L’analyse des changements d’outils
Des chantiers qualité de cinq jours sont
proposés gratuitement aux entreprises intéressées
par la démarche. Ces ateliers réunissent
plusieurs entreprises au sein d’une
PME volontaire, avec le concours d’un
consultant. Ces petits groupes s’interrogent
sur les gains de compétitivité possibles
dans la société qui fait l’objet de l’étude.
Une des difficultés rencontrées par la Drire
est naturellement de convaincre des entreprises
d’ouvrir leurs portes à leurs clients
ou concurrents pour mettre en place cette
approche.
La première à relever le défi, l’entreprise
Delzen, a donc bénéficié des travaux de
cette équipe. Il s’agissait d’observer le
processus de changement d’outils d’une
presse utilisée pour la production de supports
d’airbags. Cette analyse a permis de
montrer que, par une meilleure organisation
interne, le temps consacré à ces changements
d’outils pouvait être divisé par trois,
ce qui pouvait représenter 3 500 heures de
production supplémentaire disponible. Les
personnels de l’entreprise ont été associés
à ces travaux.
Cette démarche qualité s’est étendue à
d’autres secteurs d’activités. Dans une société
de textile, ce n’était plus le travail de
l’opérateur qui était analysé, mais le déplacement
du produit afin qu’il ne s’arrête pas
et que les temps de production soient optimisés. À l’issue de ces expériences, les entreprises
participantes ont été convaincues
de l’utilité de cette démarche. Au point que
celles qui avaient un rôle d’observateur souhaitent
désormais bénéficier de l’action.
Innovation et gestion prévisionnelle
d’emploi
La partie gestion prévisionnelle des emplois
et des compétences, qui démarre cet automne,
est de tournure plus classique.

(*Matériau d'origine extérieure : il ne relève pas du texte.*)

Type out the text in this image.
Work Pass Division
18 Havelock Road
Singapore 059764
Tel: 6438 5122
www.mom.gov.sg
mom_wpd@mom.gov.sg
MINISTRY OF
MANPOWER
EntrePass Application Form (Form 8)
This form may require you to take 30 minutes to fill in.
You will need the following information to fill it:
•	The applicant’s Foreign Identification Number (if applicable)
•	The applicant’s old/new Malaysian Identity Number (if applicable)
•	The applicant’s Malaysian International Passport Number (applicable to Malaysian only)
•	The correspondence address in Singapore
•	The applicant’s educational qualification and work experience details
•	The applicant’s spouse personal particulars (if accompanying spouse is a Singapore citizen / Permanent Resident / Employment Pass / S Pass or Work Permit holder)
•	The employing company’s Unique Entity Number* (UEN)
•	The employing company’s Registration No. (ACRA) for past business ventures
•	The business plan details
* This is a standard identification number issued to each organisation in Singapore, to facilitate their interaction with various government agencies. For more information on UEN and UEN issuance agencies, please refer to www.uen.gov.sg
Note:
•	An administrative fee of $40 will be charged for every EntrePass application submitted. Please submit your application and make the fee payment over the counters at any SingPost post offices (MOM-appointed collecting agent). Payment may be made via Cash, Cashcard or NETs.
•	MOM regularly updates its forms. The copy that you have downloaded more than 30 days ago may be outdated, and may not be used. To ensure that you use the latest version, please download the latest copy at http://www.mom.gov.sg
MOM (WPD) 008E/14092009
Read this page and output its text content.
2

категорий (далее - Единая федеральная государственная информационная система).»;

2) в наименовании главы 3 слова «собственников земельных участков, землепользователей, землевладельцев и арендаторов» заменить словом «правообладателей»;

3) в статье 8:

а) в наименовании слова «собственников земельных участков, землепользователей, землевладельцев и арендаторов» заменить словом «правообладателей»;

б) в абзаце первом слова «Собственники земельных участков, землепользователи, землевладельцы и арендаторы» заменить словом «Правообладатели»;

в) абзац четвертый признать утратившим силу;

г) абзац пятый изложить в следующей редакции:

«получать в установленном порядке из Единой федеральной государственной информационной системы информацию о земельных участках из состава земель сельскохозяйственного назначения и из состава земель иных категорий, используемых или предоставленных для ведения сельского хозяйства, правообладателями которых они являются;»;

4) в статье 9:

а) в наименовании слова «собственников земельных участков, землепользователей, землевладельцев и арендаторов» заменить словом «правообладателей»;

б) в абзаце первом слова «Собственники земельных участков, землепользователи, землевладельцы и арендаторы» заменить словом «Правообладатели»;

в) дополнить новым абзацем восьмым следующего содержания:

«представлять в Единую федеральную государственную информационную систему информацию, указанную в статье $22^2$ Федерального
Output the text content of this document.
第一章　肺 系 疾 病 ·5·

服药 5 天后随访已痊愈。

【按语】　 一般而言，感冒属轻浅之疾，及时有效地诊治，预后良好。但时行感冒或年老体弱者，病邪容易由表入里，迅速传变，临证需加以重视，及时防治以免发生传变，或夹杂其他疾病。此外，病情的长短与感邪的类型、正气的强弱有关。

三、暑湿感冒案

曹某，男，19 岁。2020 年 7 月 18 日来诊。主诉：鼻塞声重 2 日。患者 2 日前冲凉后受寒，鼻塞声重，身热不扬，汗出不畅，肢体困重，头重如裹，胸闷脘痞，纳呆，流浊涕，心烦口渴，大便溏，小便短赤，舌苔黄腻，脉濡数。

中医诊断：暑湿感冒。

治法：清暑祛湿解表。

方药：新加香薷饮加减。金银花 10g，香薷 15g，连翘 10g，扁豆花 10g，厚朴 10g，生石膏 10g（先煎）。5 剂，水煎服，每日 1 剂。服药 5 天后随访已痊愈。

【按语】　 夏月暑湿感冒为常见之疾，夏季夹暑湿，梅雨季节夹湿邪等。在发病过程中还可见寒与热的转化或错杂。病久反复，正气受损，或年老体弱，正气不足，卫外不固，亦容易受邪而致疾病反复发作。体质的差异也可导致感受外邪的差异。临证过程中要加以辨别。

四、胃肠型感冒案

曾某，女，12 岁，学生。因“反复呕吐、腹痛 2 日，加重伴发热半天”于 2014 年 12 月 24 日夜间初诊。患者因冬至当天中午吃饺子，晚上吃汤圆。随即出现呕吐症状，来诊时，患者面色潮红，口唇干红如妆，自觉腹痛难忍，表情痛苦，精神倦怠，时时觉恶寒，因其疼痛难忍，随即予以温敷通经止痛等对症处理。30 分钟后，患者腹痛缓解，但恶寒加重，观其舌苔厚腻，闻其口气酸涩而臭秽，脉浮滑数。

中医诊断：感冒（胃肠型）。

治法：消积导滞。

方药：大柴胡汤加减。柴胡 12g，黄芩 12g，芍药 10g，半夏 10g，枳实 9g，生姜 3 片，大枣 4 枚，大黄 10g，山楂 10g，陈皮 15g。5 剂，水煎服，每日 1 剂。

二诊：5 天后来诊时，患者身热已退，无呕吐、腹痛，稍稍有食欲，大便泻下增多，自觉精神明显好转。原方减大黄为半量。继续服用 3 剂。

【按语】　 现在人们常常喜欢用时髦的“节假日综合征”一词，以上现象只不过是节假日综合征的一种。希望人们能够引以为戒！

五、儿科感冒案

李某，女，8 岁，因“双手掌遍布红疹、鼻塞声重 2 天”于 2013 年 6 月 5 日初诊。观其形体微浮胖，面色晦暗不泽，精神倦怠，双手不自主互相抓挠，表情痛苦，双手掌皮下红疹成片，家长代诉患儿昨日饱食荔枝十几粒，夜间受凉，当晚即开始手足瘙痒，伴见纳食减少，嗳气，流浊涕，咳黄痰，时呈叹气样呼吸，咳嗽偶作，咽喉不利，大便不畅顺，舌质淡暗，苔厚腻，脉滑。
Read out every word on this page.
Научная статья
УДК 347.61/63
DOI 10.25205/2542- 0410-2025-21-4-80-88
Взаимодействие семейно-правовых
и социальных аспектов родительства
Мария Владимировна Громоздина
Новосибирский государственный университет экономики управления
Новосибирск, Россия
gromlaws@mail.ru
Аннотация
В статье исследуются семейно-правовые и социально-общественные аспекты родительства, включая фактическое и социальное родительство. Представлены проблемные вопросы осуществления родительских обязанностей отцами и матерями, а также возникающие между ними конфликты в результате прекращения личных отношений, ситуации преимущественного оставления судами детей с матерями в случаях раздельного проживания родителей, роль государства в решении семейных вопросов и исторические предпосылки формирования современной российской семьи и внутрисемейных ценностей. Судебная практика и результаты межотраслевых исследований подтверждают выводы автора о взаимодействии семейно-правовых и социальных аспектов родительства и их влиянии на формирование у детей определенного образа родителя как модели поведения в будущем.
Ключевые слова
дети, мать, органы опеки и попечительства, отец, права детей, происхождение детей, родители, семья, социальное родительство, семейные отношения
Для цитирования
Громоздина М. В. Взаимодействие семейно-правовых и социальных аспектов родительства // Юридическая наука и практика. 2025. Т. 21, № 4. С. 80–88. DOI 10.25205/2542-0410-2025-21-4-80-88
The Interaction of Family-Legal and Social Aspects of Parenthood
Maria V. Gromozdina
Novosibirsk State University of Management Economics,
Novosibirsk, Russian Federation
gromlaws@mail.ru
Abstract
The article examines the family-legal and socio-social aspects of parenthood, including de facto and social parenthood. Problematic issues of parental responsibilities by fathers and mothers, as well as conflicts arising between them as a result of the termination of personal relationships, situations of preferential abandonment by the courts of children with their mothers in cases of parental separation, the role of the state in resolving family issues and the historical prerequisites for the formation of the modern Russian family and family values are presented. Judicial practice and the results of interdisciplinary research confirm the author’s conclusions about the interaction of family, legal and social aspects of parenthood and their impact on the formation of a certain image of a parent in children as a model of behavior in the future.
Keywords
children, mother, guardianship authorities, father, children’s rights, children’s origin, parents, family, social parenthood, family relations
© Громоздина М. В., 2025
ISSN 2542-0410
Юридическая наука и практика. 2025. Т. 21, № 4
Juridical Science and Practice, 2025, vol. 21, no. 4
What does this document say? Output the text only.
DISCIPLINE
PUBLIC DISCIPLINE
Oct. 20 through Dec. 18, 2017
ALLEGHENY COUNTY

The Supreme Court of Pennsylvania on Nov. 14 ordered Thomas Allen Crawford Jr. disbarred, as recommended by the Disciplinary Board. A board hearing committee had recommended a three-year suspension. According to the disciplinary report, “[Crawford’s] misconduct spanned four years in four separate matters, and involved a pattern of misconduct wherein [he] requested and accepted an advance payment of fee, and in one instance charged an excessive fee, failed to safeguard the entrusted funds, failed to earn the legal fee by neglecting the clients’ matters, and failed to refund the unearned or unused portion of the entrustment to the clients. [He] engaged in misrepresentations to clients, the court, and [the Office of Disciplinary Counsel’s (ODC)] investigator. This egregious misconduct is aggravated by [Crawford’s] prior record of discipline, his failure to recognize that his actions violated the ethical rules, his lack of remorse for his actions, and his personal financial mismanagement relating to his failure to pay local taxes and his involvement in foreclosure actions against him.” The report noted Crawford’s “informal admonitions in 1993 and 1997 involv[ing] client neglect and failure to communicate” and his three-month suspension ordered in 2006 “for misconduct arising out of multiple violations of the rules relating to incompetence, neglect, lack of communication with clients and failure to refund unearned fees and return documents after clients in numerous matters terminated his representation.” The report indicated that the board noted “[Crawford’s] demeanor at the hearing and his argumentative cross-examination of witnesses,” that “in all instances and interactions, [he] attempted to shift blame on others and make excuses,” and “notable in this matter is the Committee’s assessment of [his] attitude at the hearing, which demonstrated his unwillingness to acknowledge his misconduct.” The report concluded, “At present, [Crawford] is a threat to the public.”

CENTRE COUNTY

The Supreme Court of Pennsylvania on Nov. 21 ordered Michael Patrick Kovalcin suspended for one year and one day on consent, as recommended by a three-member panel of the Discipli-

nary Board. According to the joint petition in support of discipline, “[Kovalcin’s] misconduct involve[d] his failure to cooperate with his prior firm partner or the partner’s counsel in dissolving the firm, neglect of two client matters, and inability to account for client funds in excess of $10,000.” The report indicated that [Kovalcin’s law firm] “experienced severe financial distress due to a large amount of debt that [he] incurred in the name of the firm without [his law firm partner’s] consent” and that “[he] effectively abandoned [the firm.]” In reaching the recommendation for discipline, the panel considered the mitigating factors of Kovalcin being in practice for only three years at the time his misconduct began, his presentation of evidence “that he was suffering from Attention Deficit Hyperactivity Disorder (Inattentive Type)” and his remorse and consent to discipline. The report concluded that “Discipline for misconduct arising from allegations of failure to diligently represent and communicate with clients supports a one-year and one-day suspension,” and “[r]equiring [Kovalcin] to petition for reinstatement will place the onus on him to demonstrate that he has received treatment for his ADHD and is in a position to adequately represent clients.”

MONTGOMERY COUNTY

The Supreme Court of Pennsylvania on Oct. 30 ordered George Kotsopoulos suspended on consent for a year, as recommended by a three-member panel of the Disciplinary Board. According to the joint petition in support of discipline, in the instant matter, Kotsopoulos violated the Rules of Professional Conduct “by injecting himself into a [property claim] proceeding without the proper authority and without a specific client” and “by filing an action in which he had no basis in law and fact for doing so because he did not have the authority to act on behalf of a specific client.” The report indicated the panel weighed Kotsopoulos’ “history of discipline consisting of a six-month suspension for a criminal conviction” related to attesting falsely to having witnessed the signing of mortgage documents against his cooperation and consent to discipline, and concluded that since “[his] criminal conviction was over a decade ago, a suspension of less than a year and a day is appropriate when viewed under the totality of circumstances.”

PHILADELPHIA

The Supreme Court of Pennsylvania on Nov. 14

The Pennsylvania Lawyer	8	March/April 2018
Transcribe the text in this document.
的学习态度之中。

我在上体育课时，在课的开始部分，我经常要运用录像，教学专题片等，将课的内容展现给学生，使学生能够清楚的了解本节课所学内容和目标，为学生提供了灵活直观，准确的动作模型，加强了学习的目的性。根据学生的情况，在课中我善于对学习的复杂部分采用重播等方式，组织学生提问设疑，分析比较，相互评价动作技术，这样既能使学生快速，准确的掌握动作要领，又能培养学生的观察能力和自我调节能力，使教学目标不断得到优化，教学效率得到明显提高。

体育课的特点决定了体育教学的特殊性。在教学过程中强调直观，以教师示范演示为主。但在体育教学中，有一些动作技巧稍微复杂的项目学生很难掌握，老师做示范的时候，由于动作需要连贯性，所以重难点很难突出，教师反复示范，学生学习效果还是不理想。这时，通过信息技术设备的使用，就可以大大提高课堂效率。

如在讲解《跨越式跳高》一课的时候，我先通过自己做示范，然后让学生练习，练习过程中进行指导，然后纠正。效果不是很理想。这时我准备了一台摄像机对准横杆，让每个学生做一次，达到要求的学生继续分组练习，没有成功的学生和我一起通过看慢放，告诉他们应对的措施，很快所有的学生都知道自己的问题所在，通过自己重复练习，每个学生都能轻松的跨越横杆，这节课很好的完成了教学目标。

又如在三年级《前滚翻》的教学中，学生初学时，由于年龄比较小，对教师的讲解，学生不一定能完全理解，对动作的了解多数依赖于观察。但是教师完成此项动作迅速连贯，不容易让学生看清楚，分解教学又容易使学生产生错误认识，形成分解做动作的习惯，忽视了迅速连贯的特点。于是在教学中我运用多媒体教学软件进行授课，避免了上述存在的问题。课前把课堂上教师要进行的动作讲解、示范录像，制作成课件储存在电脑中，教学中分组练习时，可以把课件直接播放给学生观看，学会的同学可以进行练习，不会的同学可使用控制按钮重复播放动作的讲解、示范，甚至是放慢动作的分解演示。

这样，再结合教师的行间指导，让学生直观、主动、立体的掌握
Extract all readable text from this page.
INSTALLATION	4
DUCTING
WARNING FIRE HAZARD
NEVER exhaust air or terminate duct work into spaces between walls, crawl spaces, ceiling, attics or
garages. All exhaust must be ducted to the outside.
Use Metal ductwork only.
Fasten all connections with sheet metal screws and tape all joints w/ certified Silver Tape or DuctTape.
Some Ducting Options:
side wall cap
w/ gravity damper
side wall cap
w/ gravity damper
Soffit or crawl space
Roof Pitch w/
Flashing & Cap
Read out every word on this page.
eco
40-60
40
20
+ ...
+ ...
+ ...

Elle prévoit de
réaliser des prédiagnostics dans les entreprises
puis de leur apporter une assistance dans la
mise en oeuvre de leur gestion des ressources
humaines. L’objectif est d’aider les dirigeants
de l’entreprise à se projeter dans l’avenir et à anticiper leurs besoins en qualification des
personnels.
En matière d’innovation enfin, un gros travail
de fond a dû être mené car, dans cette
région de production, peu d’entreprises
pensent à investir dans l’innovation même
si elles font de la conception de produit pour
répondre aux appels d’offres. Il a donc fallu
définir ce que l’on entendait par innovation et élaborer des modes de fonctionnement
qui n’effraient pas des entreprises fortement
préoccupées par le triptyque qualité/
coûts/délais. Des rencontres avec l’Institut
national de la propriété industrielle ont été
organisées autour du thème de la protection
de l’innovation, et un témoignage de PME
a été présenté aux participants. Là encore,
plusieurs entreprises vont se pencher pendant
cinq jours sur un programme concret
d’analyse de la valeur.
Cofinancées à hauteur de 300 000 € par la
Drire, la Direction régionale du travail et le
Conseil régional, ces actions vont se poursuivre
jusqu’à fin 2008. Une autre action
collective doit prochainement démarrer
auprès des entreprises de services, afin de
les aider à déterminer la certification qualité
adéquate à leur clientèle.
LES ACTIONS COLLECTIVES
DES DRIRE
Dans chaque région, les Drire mènent
de nombreuses actions collectives en
partenariat avec les collectivités et les
structures locales de soutien au développement
économique et industriel.
L’objectif est de concourir au renforcement
du tissu industriel local en apportant
une réponse adéquate aux besoins des
PME. Le réseau des Drire a ainsi monté
et piloté, en 2006, 870 actions collectives
qui ont concerné plus de 15 000 entreprises.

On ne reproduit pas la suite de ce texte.